Relevant for: GUI tests and components

This pane enables you to configure how UFT identifies text in your application. You can use this pane to modify the default text capture mechanism, OCR (optical character recognition) mechanism mode, and the language dictionaries the OCR mechanism uses to identify text.

To access

Select Tools > Options > GUI Testing tab > Text Recognition node.

Important information

The Restore Factory Defaults button resets all Options dialog box options to their defaults.

Related tasks

See also

Options are described below. The options differ depending on the text recognition engine you select.

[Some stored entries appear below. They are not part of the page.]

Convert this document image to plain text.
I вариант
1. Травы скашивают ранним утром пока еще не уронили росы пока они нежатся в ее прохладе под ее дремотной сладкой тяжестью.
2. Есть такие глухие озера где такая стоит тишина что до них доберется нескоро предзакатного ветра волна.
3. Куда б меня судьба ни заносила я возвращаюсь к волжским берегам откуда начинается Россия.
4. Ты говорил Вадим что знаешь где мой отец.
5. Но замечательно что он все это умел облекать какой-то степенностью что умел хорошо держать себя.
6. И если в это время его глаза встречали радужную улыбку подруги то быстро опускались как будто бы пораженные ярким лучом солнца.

Note: The performance of the Tesseract OCR engine is slower than the Abby OCR engine. If your test has a significant use of text recognition steps (such as GetVisibleText), note that the total time required to run these tests will increase.

UI Element Description
Abby OCR Text Recognition engine (default)
Text recognition mode

The manner in which to recognize text in the application:

  • Single text block mode: The single text block mode instructs the OCR mechanism to focus on the area and treat it as a single text block. This is especially useful when trying to capture text on small objects or in a small text area. Select this radio button if the text on the object is uniform in font, size, color, and background. For example:

  • Multiple text block mode: The multiple text block mode instructs the OCR mechanism to handle each text area in the object that has a different background font and size. The OCR mechanism decides where to divide the text blocks according to an internal algorithm. Select this radio button only if the text on the object comprises different fonts, font sizes, colors, and/or backgrounds. For example:

Available languages

Lists all of the language dictionaries that the OCR mechanism can potentially use when retrieving text from the object.

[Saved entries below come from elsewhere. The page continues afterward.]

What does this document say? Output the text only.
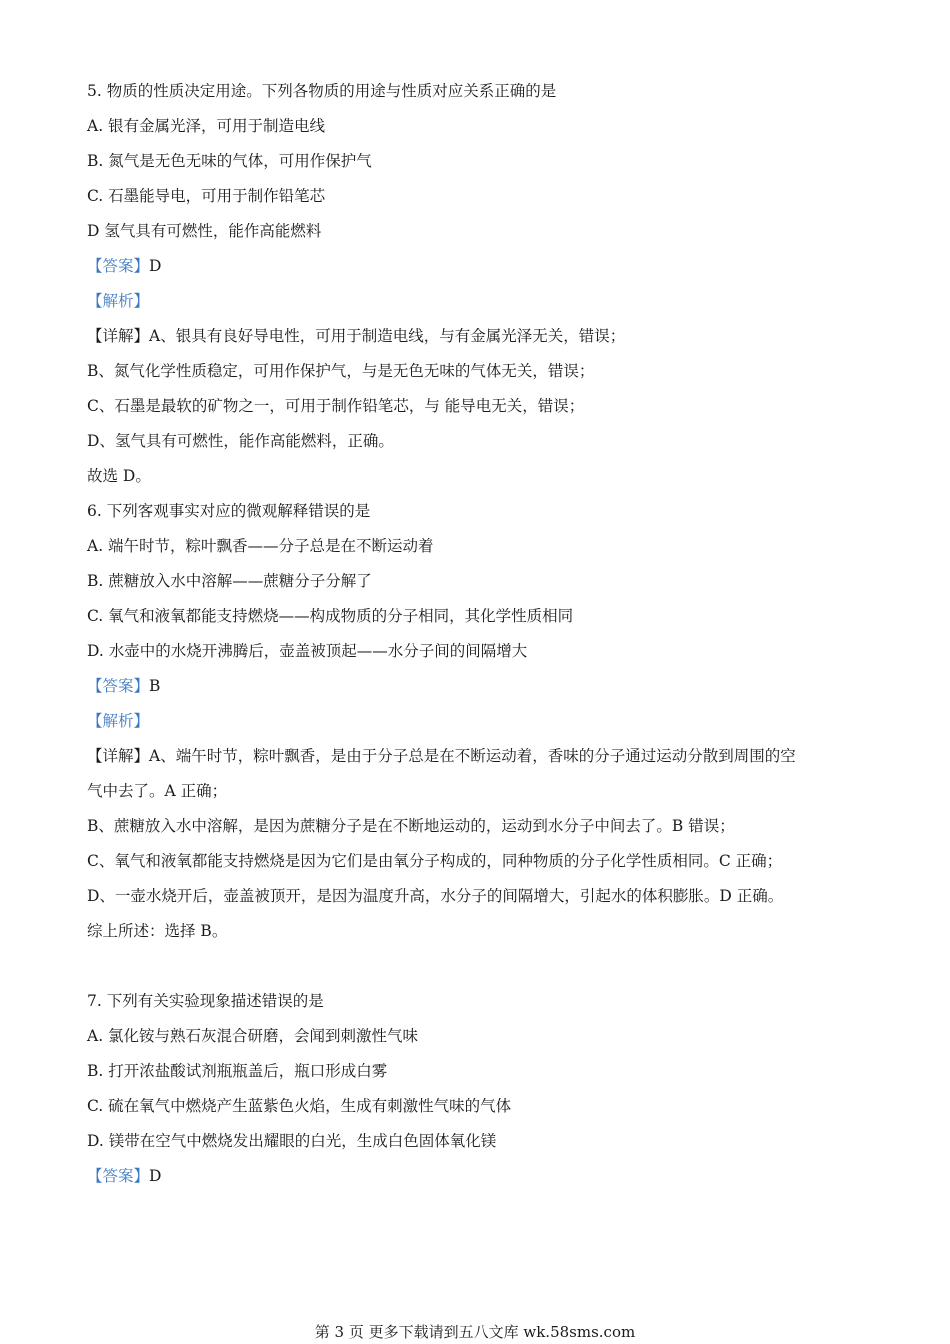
5. 物质的性质决定用途。下列各物质的用途与性质对应关系正确的是
A. 银有金属光泽，可用于制造电线
B. 氮气是无色无味的气体，可用作保护气
C. 石墨能导电，可用于制作铅笔芯
D 氢气具有可燃性，能作高能燃料
【答案】D
【解析】
【详解】A、银具有良好导电性，可用于制造电线，与有金属光泽无关，错误；
B、氮气化学性质稳定，可用作保护气，与是无色无味的气体无关，错误；
C、石墨是最软的矿物之一，可用于制作铅笔芯，与 能导电无关，错误；
D、氢气具有可燃性，能作高能燃料，正确。
故选 D。
6. 下列客观事实对应的微观解释错误的是
A. 端午时节，粽叶飘香——分子总是在不断运动着
B. 蔗糖放入水中溶解——蔗糖分子分解了
C. 氧气和液氧都能支持燃烧——构成物质的分子相同，其化学性质相同
D. 水壶中的水烧开沸腾后，壶盖被顶起——水分子间的间隔增大
【答案】B
【解析】
【详解】A、端午时节，粽叶飘香，是由于分子总是在不断运动着，香味的分子通过运动分散到周围的空
气中去了。A 正确；
B、蔗糖放入水中溶解，是因为蔗糖分子是在不断地运动的，运动到水分子中间去了。B 错误；
C、氧气和液氧都能支持燃烧是因为它们是由氧分子构成的，同种物质的分子化学性质相同。C 正确；
D、一壶水烧开后，壶盖被顶开，是因为温度升高，水分子的间隔增大，引起水的体积膨胀。D 正确。
综上所述：选择 B。
7. 下列有关实验现象描述错误的是
A. 氯化铵与熟石灰混合研磨，会闻到刺激性气味
B. 打开浓盐酸试剂瓶瓶盖后，瓶口形成白雾
C. 硫在氧气中燃烧产生蓝紫色火焰，生成有刺激性气味的气体
D. 镁带在空气中燃烧发出耀眼的白光，生成白色固体氧化镁
【答案】D
第 3 页 更多下载请到五八文库 wk.58sms.com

To specify the language dictionaries used by the OCR mechanism: Move a language to the Supported languages list box by selecting a language and clicking the right arrow button (>).

Supported languages

Lists the language dictionaries that the OCR mechanism uses when capturing text. The Supported languages list box can contain either:

  • One CJK (Chinese, Japanese, Korean) language.

    By default, English is also supported when capturing text in CJK languages.)

  • One or more non-CJK languages.
Preprocess the image before using text recognition Enables the text recognition to identify image elements before identifying the text in the specified object or area.
Tesseract OCR Text Recognition engine
Text recognition mode

The manner in which to recognize text in the application:

  • Single text block mode: The single text block mode instructs the OCR mechanism to focus on the area and treat it as a single text block. This is especially useful when trying to capture text on small objects or in a small text area. Select this radio button if the text on the object is uniform in font, size, color, and background. For example:

  • Multiple text block mode: The multiple text block mode instructs the OCR mechanism to handle each text area in the object that has a different background font and size. The OCR mechanism decides where to divide the text blocks according to an internal algorithm. Select this radio button only if the text on the object comprises different fonts, font sizes, colors, and/or backgrounds. For example:

Symbols for text recognition

Enables you to restrict text recognition to specific characters.

This option is supported for English only.

Current language pack

The current language to use in text recognition. Only one language pack can be used at a time.

To download and install a new language pack, you can visit the Tesseract OCR language pack download site: https://sourceforge.net/projects/tesseract-ocr-alt/files/?source=navbar or by clicking the link in the pane.

Once you download the language pack, you can add the files to the OCR engine folder, found at <UFT installation directory>/dat/tessdata.

Fast mode Instructs UFT to maximize performance (at the expense of text recognition accuracy) to improve test run speed.
Use default Tesseract configuration Instructs UFT to use the standard Tesseract configuration, as noted in the language data file
Use configuration from file

Enables you to load configuration settings from an externally defined file.

Not all configuration options are supported for use in UFT. The Output pane displays a list of parameters that are ignored when running a test( e.g., the interactive_display_mode parameter):

  • % parameter_name% parameter is not supported

  • The Tesseract OCR engine has stopped due to an error. Check your Tesseract configuration and try again.

  • The value type for the % parameter_name% parameter is incorrect. The parameter was ignored during the test run

  • The %parameter_name% parameter is not supported by the Tesseract OCR engine

For details on how to create your own configuration file, see http://www.sk-spell.sk.cx/tesseract-ocr-parameters-in-302-version.

Preprocess the image before using text recognition

Enables the text recognition to identify image elements before identifying the text in the specified object or area.

When you use this option, UFT converts the image to a black and white image and resizes it. However, this slows the performance of UFT when performing text recognition. Therefore, expect additional time in test runs when performing text recognition with this option.

This option should be used when your application uses very small font size (10 pt. and lower)